Cloud-based machine learning services are typically provided as APIs that return predictions \(f(x)\) for input \(x\). Attackers repeatedly query such services to estimate model parameters or attempt to replicate the model. Existing defenses against such attacks are largely focused on post-processing outputs or post-hoc detection, including output rounding, noise injection, query request monitoring, and watermarking, which may become less effective when sufficiently many queries are made.

This paper proposes a method that garbles the input rather than the output, artificially creating endogeneity so that the attacker’s estimates do not converge to the true values even with infinite samples.

Conventional approach (top) and proposed approach (bottom)

Background

Estimation Function \(h\)

The attacker estimates parameters \(\Theta\) based on collected data \((X,\hat{Y})\) through an estimation function h: \(\begin{align} h:X^N \times Y^N \to \Theta \end{align}\)

Attacker Estimators: OLS, MLE

The attacker attempts to estimate parameters through the following two methods:

OLS (Ordinary Least Squares) minimizes the residual sum of squares \(\sum(\hat y_i-\alpha-\beta x_i)^2\) to obtain parameters \((\hat\alpha,\hat\beta)\).
MLE (Maximum Likelihood Estimation) finds the parameters that maximize the likelihood or log-likelihood given the data.

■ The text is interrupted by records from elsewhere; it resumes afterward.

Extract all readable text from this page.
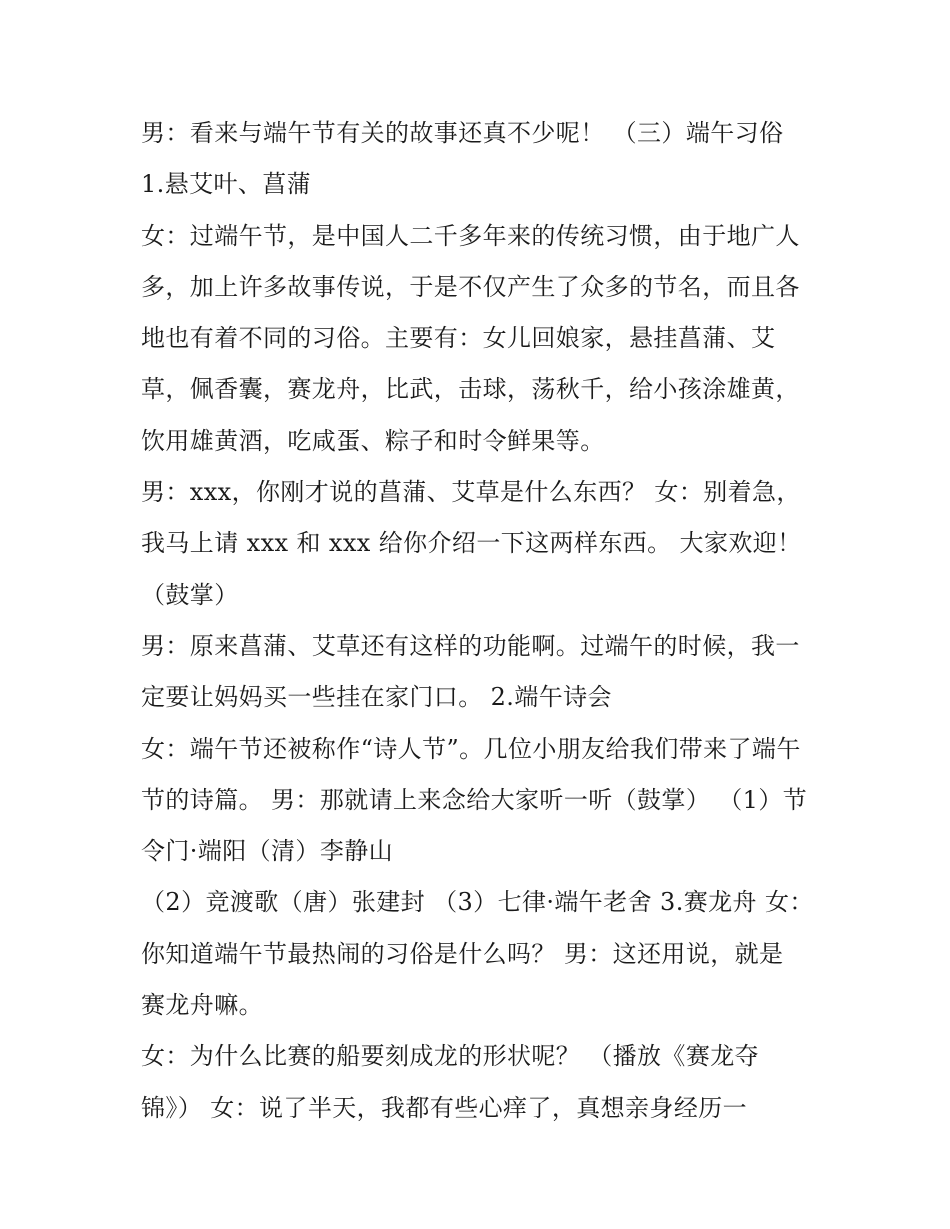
男：看来与端午节有关的故事还真不少呢！ （三）端午习俗
1.悬艾叶、菖蒲
女：过端午节，是中国人二千多年来的传统习惯，由于地广人
多，加上许多故事传说，于是不仅产生了众多的节名，而且各
地也有着不同的习俗。主要有：女儿回娘家，悬挂菖蒲、艾
草，佩香囊，赛龙舟，比武，击球，荡秋千，给小孩涂雄黄，
饮用雄黄酒，吃咸蛋、粽子和时令鲜果等。
男：xxx，你刚才说的菖蒲、艾草是什么东西？ 女：别着急，
我马上请 xxx 和 xxx 给你介绍一下这两样东西。 大家欢迎！
（鼓掌）
男：原来菖蒲、艾草还有这样的功能啊。过端午的时候，我一
定要让妈妈买一些挂在家门口。 2.端午诗会
女：端午节还被称作“诗人节”。几位小朋友给我们带来了端午
节的诗篇。 男：那就请上来念给大家听一听（鼓掌） （1）节
令门·端阳（清）李静山
（2）竞渡歌（唐）张建封 （3）七律·端午老舍 3.赛龙舟 女：
你知道端午节最热闹的习俗是什么吗？ 男：这还用说，就是
赛龙舟嘛。
女：为什么比赛的船要刻成龙的形状呢？ （播放《赛龙夺
锦》） 女：说了半天，我都有些心痒了，真想亲身经历一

Under the Gaussian linear case, MLE becomes identical to OLS. In the logistic case, it maximizes \(\sum_i{y_i \log{p_i} + (1-y_i)\log{(1-p_i)}}\).

The key point is that input garbling creates correlation between variables and errors, causing both OLS and MLE to have asymptotic bias in large samples.

Evaluation Metrics

The following two metrics are used to evaluate defense performance:

The attacker’s asymptotic estimation error is: \(\begin{align} D=\mathrm{plim}\,h(X,\hat Y)-\theta \end{align}\)
The service’s prediction error is: \(\begin{align} \sigma^2=\mathbb{E}[(f_\theta(x)-f_\theta(g(x)))^2] \end{align}\) The goal is to keep \(D\) large and \(\sigma^2\) small.

Constraints

This paper applies the following constraint: \(\begin{align} \frac{1}{|X|}\sum\mathbb{E}[x-g(x)]=0 \end{align}\) This is a constraint to show that there is no net shift in the input on average. In practice, the proposed method works well even without this constraint, and the core results (bias and variance structure) are preserved.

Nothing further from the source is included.